Instructions to make Rosemary Chicken Thighs w Roasted Grapes and Smashed Parsnips:
- Rinse and pat dry chicken thighs. Sprinkle w generous amount of salt and pepper. I use sea salt or pink salt. Add some rosemary and fresh thyme on top. Set aside
- Using your cast iron skillet heat 2tbsp olive oil on 6/8 med high. Add in fresh garlic and spread on the bottom of hot pan.
- Add chicken, fat side down for 6-8 minutes then flip, sprinkle opposite side w salt, pepper, thyme, rosemary. Each side should be browned for 6-8 minutes. Take off the stove
- Add onions and grapes plus left over rosemary to the pan. Then pour / drizzle balsamic vinegar over chicken and grapes etc. Place your chicken and cast iron in oven for 20 minutes on 400.

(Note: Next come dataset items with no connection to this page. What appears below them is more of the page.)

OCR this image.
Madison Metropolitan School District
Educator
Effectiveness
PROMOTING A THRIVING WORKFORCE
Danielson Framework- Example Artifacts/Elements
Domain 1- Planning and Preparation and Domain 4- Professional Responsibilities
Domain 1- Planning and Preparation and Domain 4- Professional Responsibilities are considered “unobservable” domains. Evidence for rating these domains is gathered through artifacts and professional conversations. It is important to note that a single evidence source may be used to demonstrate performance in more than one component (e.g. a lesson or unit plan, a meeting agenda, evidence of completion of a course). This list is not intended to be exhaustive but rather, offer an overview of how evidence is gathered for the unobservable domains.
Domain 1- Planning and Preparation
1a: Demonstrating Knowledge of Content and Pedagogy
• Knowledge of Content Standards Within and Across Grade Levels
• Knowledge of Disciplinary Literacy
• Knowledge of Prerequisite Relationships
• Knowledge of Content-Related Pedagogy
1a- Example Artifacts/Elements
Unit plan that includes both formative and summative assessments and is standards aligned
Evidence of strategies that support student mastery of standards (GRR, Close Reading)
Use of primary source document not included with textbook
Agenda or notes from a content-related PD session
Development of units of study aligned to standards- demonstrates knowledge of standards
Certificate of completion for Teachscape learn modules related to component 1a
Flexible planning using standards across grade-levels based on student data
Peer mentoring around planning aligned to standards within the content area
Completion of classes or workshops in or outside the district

- Start your peeled potatoes and parsnips by boiling, then prepare to mash them w milk, thyme, butter, sour cream and a dash of cinnamon.
- Enjoy a lovely dinner serve the chicken over the parsnip potatoes, serve w pan sauce! Enjoy
CHICKEN THIGHS: Season chicken thighs with salt, pepper and Italian seasoning. Flip chicken and reduce heat to medium-low. Transfer chicken to a platter; reserve skillet. Add stock mixture to reserved skillet. Place chicken breast side up on a rack in a shallow roasting pan; tie drumsticks together with kitchen string.